Craft Recordings is excited to announce a 25th anniversary reissue of R.E.M.’s acclaimed ninth album, Monster.


When Monster was released in September 1994, R.E.M. were at a crossroads in their career. Singer Michael Stipe, guitarist Peter Buck, bassist Mike Mills and drummer Bill Berry were decompressing from the massive commercial and critical success of 1991’s Out of Time and 1992’s Automatic for the People. Thanks to runaway hits like Losing My Religion, Man On The Moon, and Everybody Hurts, the Athens four-piece had become one of the biggest, most recognisable bands in the world.

Having been six years since they toured, the band was looking for a sonic shake-up. While R.E.M.’s last two albums were full of ballads, acoustic rock songs and intricate arrangements, the group was ready to record something gritty and brash, something that would dazzle on stage. Buck recalls, “We were trying to feel like a different band … We wanted to get away from who we were.”

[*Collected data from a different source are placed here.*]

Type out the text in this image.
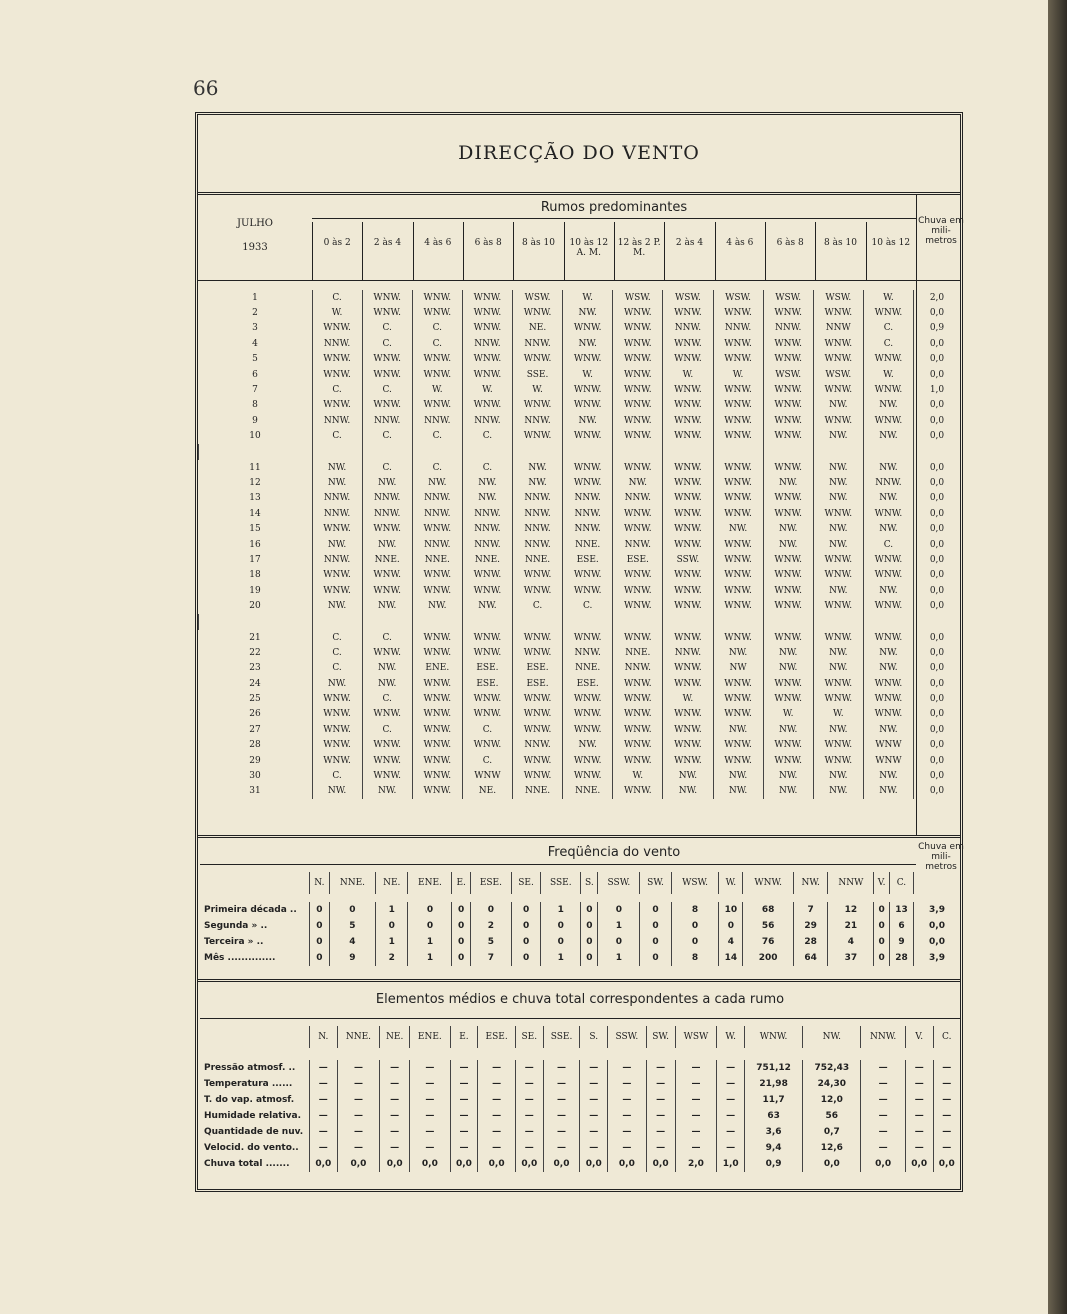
66
DIRECÇÃO DO VENTO
JULHO
1933
Rumos predominantes
Chuva em mili- metros
0 às 2	2 às 4	4 às 6	6 às 8	8 às 10	10 às 12 A. M.
12 às 2 P. M.
2 às 4	4 às 6	6 às 8	8 às 10	10 às 12
1	C.	WNW.	WNW.	WNW.	WSW.	W.	WSW.	WSW.	WSW.	WSW.	WSW.	W.	2,0
2	W.	WNW.	WNW.	WNW.	WNW.	NW.	WNW.	WNW.	WNW.	WNW.	WNW.	WNW.	0,0
3	WNW.	C.	C.	WNW.	NE.	WNW.	WNW.	NNW.	NNW.	NNW.	NNW	C.	0,9
4	NNW.	C.	C.	NNW.	NNW.	NW.	WNW.	WNW.	WNW.	WNW.	WNW.	C.	0,0
5	WNW.	WNW.	WNW.	WNW.	WNW.	WNW.	WNW.	WNW.	WNW.	WNW.	WNW.	WNW.	0,0
6	WNW.	WNW.	WNW.	WNW.	SSE.	W.	WNW.	W.	W.	WSW.	WSW.	W.	0,0
7	C.	C.	W.	W.	W.	WNW.	WNW.	WNW.	WNW.	WNW.	WNW.	WNW.	1,0
8	WNW.	WNW.	WNW.	WNW.	WNW.	WNW.	WNW.	WNW.	WNW.	WNW.	NW.	NW.	0,0
9	NNW.	NNW.	NNW.	NNW.	NNW.	NW.	WNW.	WNW.	WNW.	WNW.	WNW.	WNW.	0,0
10	C.	C.	C.	C.	WNW.	WNW.	WNW.	WNW.	WNW.	WNW.	NW.	NW.	0,0

11	NW.	C.	C.	C.	NW.	WNW.	WNW.	WNW.	WNW.	WNW.	NW.	NW.	0,0
12	NW.	NW.	NW.	NW.	NW.	WNW.	NW.	WNW.	WNW.	NW.	NW.	NNW.	0,0
13	NNW.	NNW.	NNW.	NW.	NNW.	NNW.	NNW.	WNW.	WNW.	WNW.	NW.	NW.	0,0
14	NNW.	NNW.	NNW.	NNW.	NNW.	NNW.	WNW.	WNW.	WNW.	WNW.	WNW.	WNW.	0,0
15	WNW.	WNW.	WNW.	NNW.	NNW.	NNW.	WNW.	WNW.	NW.	NW.	NW.	NW.	0,0
16	NW.	NW.	NNW.	NNW.	NNW.	NNE.	NNW.	WNW.	WNW.	NW.	NW.	C.	0,0
17	NNW.	NNE.	NNE.	NNE.	NNE.	ESE.	ESE.	SSW.	WNW.	WNW.	WNW.	WNW.	0,0
18	WNW.	WNW.	WNW.	WNW.	WNW.	WNW.	WNW.	WNW.	WNW.	WNW.	WNW.	WNW.	0,0
19	WNW.	WNW.	WNW.	WNW.	WNW.	WNW.	WNW.	WNW.	WNW.	WNW.	NW.	NW.	0,0
20	NW.	NW.	NW.	NW.	C.	C.	WNW.	WNW.	WNW.	WNW.	WNW.	WNW.	0,0

21	C.	C.	WNW.	WNW.	WNW.	WNW.	WNW.	WNW.	WNW.	WNW.	WNW.	WNW.	0,0
22	C.	WNW.	WNW.	WNW.	WNW.	NNW.	NNE.	NNW.	NW.	NW.	NW.	NW.	0,0
23	C.	NW.	ENE.	ESE.	ESE.	NNE.	NNW.	WNW.	NW	NW.	NW.	NW.	0,0
24	NW.	NW.	WNW.	ESE.	ESE.	ESE.	WNW.	WNW.	WNW.	WNW.	WNW.	WNW.	0,0
25	WNW.	C.	WNW.	WNW.	WNW.	WNW.	WNW.	W.	WNW.	WNW.	WNW.	WNW.	0,0
26	WNW.	WNW.	WNW.	WNW.	WNW.	WNW.	WNW.	WNW.	WNW.	W.	W.	WNW.	0,0
27	WNW.	C.	WNW.	C.	WNW.	WNW.	WNW.	WNW.	NW.	NW.	NW.	NW.	0,0
28	WNW.	WNW.	WNW.	WNW.	NNW.	NW.	WNW.	WNW.	WNW.	WNW.	WNW.	WNW	0,0
29	WNW.	WNW.	WNW.	C.	WNW.	WNW.	WNW.	WNW.	WNW.	WNW.	WNW.	WNW	0,0
30	C.	WNW.	WNW.	WNW	WNW.	WNW.	W.	NW.	NW.	NW.	NW.	NW.	0,0
31	NW.	NW.	WNW.	NE.	NNE.	NNE.	WNW.	NW.	NW.	NW.	NW.	NW.	0,0
Freqüência do vento	Chuva em mili- metros
	N.	NNE.	NE.	ENE.	E.	ESE.	SE.	SSE.	S.	SSW.	SW.	WSW.	W.	WNW.	NW.	NNW	V.	C.	

Primeira década ..	0	0	1	0	0	0	0	1	0	0	0	8	10	68	7	12	0	13	3,9
Segunda » ..	0	5	0	0	0	2	0	0	0	1	0	0	0	56	29	21	0	6	0,0
Terceira » ..	0	4	1	1	0	5	0	0	0	0	0	0	4	76	28	4	0	9	0,0
Mês ..............	0	9	2	1	0	7	0	1	0	1	0	8	14	200	64	37	0	28	3,9
Elementos médios e chuva total correspondentes a cada rumo
	N.	NNE.	NE.	ENE.	E.	ESE.	SE.	SSE.	S.	SSW.	SW.	WSW	W.	WNW.	NW.	NNW.	V.	C.

Pressão atmosf. ..	—	—	—	—	—	—	—	—	—	—	—	—	—	751,12	752,43	—	—	—
Temperatura ......	—	—	—	—	—	—	—	—	—	—	—	—	—	21,98	24,30	—	—	—
T. do vap. atmosf.	—	—	—	—	—	—	—	—	—	—	—	—	—	11,7	12,0	—	—	—
Humidade relativa.	—	—	—	—	—	—	—	—	—	—	—	—	—	63	56	—	—	—
Quantidade de nuv.	—	—	—	—	—	—	—	—	—	—	—	—	—	3,6	0,7	—	—	—
Velocid. do vento..	—	—	—	—	—	—	—	—	—	—	—	—	—	9,4	12,6	—	—	—
Chuva total .......	0,0	0,0	0,0	0,0	0,0	0,0	0,0	0,0	0,0	0,0	0,0	2,0	1,0	0,9	0,0	0,0	0,0	0,0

The group was also reeling from the strange nature of celebrity and identity, and many of the songs in this album reflect that. Perpetua notes, “There’s no question that the characters on Monster are all dealing with obsession in some form or another, whether it’s the infatuated narrator of Crush With Eyeliner, the lovelorn protagonist of Strange Currencies, or the cackling supervillain in I Took Your Name. As dark as some of the subject matter is though, R.E.M. still infuses the songs with a dash of absurdity and a humorous wink.

Monster debuted at No. 1 on the Billboard 200 and was certified four-times Platinum in the U.S. Rolling Stone offered this praise: “R.E.M.’s exceptional pop craftsmanship, their luminous melodic inventions, their sense of mission—in short, everything fundamental—are still there and shining more brightly than ever… Monster is one urgent-sounding album, and that’s as it should be.”

The 25th anniversary reissue is set for release 1 November and includes: a complete album remix from produced Scott Litt, previously unreleased demos, rare concert recordings from 1995, and extensive video footage.